The doctors and the management (including senior management personnel) of the Wockhardt Hospitals group spent long hours with the parents understanding and trying to address their concerns. As is the normal practice in such a case a complete internal review was done. The family sent to us a detailed list of areas they wanted us to look into during our investigation. We did go into each of these areas and sent them a detailed reply addressing most of these issues including taking the opinion of two leading and senior external gynecologists of the city who do substantial VBAC work. It is unfortunate to note that inspite of providing her all clarifications Ms Rashmi has been projecting an extremely poor image of Dr. Latha Venkatram and the hospital.

Our internal review involved discussions with our own team of gynaecologists, meetings with two external gynaecologists who practice VBAC and the entire clinical care team. Our findings after this detailed internal review are summarized below.
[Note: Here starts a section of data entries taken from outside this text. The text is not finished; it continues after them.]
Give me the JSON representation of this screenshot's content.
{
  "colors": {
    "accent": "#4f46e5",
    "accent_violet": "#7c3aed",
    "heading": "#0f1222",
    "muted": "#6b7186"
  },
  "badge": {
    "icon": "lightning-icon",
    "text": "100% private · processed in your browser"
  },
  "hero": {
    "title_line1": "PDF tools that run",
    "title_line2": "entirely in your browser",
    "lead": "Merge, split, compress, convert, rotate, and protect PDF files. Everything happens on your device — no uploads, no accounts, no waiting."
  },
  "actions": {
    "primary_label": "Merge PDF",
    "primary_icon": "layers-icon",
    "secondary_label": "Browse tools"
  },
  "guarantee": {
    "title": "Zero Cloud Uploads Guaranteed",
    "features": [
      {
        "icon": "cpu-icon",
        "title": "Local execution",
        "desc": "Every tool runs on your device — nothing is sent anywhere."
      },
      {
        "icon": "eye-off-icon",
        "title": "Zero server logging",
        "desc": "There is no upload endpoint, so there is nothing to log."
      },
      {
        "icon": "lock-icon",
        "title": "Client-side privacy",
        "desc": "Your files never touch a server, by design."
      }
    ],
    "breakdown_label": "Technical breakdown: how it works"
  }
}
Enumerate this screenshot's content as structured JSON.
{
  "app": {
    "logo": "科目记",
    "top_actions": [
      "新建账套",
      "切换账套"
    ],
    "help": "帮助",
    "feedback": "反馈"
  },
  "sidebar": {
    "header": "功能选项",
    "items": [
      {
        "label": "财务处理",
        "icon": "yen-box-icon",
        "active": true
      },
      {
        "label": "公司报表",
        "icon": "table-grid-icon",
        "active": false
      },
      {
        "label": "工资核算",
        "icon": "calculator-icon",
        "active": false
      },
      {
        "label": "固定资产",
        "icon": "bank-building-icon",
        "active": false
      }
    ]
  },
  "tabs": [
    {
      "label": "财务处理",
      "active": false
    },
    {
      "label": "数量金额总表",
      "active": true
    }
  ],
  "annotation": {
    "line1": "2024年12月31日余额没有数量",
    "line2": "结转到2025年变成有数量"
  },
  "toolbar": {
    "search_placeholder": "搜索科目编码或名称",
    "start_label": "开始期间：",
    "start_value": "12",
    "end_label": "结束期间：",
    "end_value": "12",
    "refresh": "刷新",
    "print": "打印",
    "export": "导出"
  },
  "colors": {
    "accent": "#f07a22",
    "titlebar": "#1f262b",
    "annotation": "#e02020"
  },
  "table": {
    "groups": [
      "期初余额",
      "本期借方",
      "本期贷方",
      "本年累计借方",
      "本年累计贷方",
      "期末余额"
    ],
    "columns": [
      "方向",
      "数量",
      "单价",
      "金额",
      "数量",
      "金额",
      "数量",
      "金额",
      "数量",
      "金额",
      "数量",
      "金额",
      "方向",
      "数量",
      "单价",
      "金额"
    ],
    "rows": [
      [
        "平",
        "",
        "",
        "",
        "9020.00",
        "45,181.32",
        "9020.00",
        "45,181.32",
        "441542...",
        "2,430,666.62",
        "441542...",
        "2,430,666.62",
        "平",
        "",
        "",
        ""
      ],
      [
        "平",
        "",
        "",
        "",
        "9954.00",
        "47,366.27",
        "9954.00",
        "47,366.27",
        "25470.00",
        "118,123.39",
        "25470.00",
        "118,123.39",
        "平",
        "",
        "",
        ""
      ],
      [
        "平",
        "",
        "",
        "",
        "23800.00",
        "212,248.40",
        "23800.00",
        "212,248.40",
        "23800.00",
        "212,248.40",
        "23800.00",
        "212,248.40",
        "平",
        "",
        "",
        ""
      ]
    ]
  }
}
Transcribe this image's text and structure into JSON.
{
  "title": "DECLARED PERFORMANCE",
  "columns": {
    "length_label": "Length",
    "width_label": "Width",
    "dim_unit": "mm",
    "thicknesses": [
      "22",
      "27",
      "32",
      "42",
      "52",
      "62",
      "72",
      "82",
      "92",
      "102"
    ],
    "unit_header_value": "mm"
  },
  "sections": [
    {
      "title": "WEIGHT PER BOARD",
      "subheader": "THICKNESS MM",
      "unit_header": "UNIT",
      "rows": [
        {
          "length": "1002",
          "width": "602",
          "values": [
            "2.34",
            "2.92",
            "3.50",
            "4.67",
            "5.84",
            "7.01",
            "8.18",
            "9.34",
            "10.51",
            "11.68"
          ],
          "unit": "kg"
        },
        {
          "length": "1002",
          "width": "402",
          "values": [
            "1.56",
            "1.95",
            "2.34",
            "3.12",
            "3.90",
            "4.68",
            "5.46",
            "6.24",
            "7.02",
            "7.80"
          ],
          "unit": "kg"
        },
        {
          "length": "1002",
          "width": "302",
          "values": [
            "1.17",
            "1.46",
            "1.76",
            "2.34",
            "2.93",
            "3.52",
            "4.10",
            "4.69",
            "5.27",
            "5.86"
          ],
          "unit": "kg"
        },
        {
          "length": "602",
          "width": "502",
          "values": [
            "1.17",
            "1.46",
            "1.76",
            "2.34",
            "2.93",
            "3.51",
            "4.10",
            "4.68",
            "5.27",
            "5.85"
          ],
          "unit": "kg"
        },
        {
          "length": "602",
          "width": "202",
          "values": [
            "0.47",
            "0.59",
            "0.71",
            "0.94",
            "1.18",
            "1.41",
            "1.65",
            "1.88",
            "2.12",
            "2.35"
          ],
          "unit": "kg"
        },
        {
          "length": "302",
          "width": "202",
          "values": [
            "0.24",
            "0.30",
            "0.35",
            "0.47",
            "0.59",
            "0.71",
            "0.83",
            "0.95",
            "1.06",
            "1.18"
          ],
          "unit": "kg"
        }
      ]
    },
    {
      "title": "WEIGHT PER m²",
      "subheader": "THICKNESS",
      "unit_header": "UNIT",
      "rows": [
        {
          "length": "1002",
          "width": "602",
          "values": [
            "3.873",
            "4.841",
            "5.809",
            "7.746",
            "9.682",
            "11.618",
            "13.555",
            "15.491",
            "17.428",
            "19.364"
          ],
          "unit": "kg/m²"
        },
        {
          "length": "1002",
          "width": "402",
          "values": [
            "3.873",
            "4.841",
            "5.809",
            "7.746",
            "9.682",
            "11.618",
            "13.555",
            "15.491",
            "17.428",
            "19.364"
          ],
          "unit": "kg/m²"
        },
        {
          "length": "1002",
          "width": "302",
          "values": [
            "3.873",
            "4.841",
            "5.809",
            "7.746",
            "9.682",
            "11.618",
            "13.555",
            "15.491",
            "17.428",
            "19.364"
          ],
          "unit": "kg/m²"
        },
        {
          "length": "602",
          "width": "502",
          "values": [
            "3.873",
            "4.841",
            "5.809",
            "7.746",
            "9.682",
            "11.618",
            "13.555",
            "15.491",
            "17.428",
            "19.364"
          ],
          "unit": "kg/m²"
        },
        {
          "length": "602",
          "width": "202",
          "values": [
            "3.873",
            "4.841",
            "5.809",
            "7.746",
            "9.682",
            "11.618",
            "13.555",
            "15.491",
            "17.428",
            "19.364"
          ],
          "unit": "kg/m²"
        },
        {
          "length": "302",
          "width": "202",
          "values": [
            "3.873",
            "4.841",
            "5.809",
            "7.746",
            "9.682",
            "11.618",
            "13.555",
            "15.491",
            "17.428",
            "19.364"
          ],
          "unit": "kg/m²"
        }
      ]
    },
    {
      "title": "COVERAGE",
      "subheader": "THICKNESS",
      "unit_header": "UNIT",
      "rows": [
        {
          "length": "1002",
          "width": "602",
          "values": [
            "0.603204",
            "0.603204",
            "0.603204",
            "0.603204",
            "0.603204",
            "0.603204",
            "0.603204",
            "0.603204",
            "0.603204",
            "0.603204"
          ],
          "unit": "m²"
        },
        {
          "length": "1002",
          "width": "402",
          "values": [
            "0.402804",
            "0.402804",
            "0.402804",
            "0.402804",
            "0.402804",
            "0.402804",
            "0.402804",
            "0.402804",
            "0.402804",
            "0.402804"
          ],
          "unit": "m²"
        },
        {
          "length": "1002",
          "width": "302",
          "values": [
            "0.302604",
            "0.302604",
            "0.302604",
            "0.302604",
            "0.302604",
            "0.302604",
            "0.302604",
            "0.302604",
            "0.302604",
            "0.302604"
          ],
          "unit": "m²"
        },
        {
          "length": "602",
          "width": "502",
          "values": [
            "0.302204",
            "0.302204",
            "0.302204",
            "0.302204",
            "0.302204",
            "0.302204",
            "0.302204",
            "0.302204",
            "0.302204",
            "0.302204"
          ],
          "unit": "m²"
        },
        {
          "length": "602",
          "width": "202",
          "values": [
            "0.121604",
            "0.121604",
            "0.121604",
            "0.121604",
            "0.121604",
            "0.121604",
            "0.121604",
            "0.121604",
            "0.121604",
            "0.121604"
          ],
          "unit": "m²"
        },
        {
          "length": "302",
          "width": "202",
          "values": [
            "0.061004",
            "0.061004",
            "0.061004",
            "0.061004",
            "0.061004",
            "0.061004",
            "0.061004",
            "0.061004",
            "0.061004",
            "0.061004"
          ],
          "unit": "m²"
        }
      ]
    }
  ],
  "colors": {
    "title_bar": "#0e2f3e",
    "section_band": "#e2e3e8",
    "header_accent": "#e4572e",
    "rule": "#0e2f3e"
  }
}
a. Ms Rashmi BT was a fit candidate for a VBAC. She would have been offered this procedure as a first choice by any gynecologist or hospital which practices advanced obstetrics anywhere in the world. Her age or the week of pregnancy were not contraindications to go in for a VBAC.
b. She had made a conscious and informed decision about going in for a VBAC. She had changed her senior gynecologist whom she was consulting until the 35th week of her pregnancy primarily because that gynaecologist was not in a position to offer VBAC.
c. The OPD case notes of which she was given the duplicate copy recorded that she was willing for VBAC and she was informed about all risks of her decision.
d. Both the mother and the child had been monitored carefully right through the labour
e. All medications used for progressing labor were prescribed agents and safe for use in VBAC
f. She did have a uterine rupture which in VBAC carries a risk of 0.5%. This rupture could in no way be predicted or prevented. In spite of the rupture the gynecology team was able to save the uterus for future child bearing.
g. The Operation theatre was ready at the time it was required.
h. All the staff were present in the Operation Theatre within a few minutes of the emergency being declared
i. While the baby was in the NICU Dr.Prakash Vemgal the head of Neo-Natology met up with the parents at regular intervals and kept the family clearly informed about the status and prognosis. All major decisions were taken only after discussion with the parents.
j. Senior management of the organization met up with the family on multiple occasions to understand and address their concerns

A minute by minute account of her story as is being spread through the various emails circulated by various people who were neither physically present during her admission to the hospital nor were involved in her care process exhibits to us a determined effort to harm the reputation of the gynecologist and the hospital without having any understanding of the clinical facts of the case.

Is medicine now going to be judged through the lens of only opinions running across chain mails or through the untiring efforts of institutions and doctors which toil endlessly to save lives but remain spectators to their actions being judged by emotive outbursts?

We do understand the pain and suffering of Ms Rashmi BT. As a hospital every life is precious to us but we are also are in the world of medicine where unfortunate rare complications can be counteracted but every procedure cannot be made risk free. There are many lives which we save each day when all has been given up and each such case teaches us that to pursue medicine is to pursue the limits of the unknown but does that mean that we become victims of public misinformation

We have taken all necessary care and followed every medical protocol that any reputed institution across the globe would have followed. However it is unfortunate that even though Ms Rashmi has not been a victim of any medical negligence she has chosen by this random spread of irrational mails to use a redressal system that is purposely harming the reputation of Dr Latha Venkatram, Dr.Prabha Ramakrisha and our institution.We will not stand to be mute spectators to this form of intentional disreputation.

The case can be subjected to analysis by any competent authority.